Ankara milletvekili Ali Haydar Hakverdi’nin yazılı soru önergesine cevap veren Adalet Bakanlığı verilerine göre ise; Kenan Evren 27, Turgut Özal 21, Süleyman Demirel 100, Ahmet Necdet Sezer 263, Abdullah Gül 30 ve son olarak da resmi gazete verilerine göre AKP’li Cumhurbaşkanı Erdoğan 12 mahpusu Anayasanın 104.maddesine göre affetmişti.
Ancak yayımlanan son genelgenin ardından Erdoğan, 28 Şubat davasında müebbet hapis cezasına çarptırılan 87 yaşındaki İlhan Kılıç ve 75 yaşındaki Kenan Deniz için af yetkisini kullandı.

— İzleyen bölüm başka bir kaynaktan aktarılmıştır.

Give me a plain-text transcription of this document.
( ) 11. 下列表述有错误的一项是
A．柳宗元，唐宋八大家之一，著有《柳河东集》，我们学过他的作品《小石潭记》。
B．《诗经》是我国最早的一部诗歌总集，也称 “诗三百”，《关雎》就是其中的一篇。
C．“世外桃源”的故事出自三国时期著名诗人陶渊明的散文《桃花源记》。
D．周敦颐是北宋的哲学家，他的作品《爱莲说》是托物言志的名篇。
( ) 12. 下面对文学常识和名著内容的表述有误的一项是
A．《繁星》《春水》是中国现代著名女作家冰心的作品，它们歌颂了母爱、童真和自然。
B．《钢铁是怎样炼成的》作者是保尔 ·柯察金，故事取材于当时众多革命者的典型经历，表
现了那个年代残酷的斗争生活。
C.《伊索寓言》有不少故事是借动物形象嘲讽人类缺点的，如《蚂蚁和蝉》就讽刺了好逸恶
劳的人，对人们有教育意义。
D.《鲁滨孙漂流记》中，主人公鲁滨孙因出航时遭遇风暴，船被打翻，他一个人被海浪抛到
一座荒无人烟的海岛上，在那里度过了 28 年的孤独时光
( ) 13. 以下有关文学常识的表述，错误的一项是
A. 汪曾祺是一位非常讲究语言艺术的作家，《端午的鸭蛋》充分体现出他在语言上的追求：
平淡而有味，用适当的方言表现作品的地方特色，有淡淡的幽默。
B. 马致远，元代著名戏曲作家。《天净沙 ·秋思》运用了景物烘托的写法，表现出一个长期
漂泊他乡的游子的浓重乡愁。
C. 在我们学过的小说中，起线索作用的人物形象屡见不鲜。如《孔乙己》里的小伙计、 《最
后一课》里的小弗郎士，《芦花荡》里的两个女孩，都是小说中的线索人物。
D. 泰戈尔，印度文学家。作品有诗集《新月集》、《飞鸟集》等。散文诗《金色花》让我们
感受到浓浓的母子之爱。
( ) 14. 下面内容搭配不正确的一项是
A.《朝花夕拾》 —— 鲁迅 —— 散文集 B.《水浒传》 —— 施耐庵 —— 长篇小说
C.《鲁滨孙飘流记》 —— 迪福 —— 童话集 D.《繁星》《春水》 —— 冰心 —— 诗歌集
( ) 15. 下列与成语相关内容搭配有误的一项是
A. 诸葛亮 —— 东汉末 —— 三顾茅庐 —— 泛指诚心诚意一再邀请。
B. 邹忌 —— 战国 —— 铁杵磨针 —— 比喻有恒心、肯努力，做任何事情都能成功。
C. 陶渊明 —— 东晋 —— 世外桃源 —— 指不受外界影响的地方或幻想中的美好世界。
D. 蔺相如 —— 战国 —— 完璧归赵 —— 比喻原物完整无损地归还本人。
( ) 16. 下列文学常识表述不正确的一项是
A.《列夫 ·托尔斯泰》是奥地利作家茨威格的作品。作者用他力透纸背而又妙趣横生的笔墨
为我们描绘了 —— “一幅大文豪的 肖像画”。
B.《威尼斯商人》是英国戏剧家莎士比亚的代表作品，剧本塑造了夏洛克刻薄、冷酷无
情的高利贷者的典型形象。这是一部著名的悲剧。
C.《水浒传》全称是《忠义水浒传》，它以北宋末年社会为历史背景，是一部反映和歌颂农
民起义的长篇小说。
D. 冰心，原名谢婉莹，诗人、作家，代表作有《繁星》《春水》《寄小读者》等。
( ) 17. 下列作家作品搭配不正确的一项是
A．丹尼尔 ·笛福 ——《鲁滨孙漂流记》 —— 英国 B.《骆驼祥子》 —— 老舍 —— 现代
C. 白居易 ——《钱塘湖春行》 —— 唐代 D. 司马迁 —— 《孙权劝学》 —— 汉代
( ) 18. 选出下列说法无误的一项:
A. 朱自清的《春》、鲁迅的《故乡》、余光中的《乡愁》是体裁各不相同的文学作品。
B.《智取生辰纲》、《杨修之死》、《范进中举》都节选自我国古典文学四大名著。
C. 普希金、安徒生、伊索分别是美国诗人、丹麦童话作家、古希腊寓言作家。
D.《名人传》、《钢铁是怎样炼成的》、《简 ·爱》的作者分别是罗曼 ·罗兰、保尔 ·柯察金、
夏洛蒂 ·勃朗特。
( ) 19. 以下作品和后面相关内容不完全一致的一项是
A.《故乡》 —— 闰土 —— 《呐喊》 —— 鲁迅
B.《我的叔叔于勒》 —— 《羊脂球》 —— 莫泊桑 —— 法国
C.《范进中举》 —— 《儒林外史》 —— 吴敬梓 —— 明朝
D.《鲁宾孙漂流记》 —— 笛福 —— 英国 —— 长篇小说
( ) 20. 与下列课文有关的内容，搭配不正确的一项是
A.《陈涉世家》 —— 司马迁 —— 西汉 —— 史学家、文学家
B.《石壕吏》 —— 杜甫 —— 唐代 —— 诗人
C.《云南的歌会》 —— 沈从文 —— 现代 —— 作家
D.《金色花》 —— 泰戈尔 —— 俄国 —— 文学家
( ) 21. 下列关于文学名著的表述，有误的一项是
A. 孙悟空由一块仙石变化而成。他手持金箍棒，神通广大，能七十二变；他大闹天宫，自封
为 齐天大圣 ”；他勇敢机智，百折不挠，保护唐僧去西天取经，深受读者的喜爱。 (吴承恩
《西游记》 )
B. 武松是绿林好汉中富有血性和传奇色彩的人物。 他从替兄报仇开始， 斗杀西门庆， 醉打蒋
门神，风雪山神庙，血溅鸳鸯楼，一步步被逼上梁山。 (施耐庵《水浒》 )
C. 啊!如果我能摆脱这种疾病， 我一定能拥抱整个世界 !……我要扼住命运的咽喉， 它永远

Erdoğan, ilk olarak 28 Şubat davasında müebbet hapis cezasına çarptırılan 87 yaşındaki İlhan Kılıç ve 75 yaşındaki Kenan Deniz’in af yetkisini kullandı. Erdoğan ayrıca, adli hükümlü Mustafa Kartal’ın 9 yıl 46 ay 24'lük cezasını da “sürekli hastalık” sebebiyle kaldırdı. Karar Resmi Gazete’de yayımlanırken, sağlık durumları daha ağır olan siyasi tutukluların tahliye edilmemesi tepkiyle karşılandı.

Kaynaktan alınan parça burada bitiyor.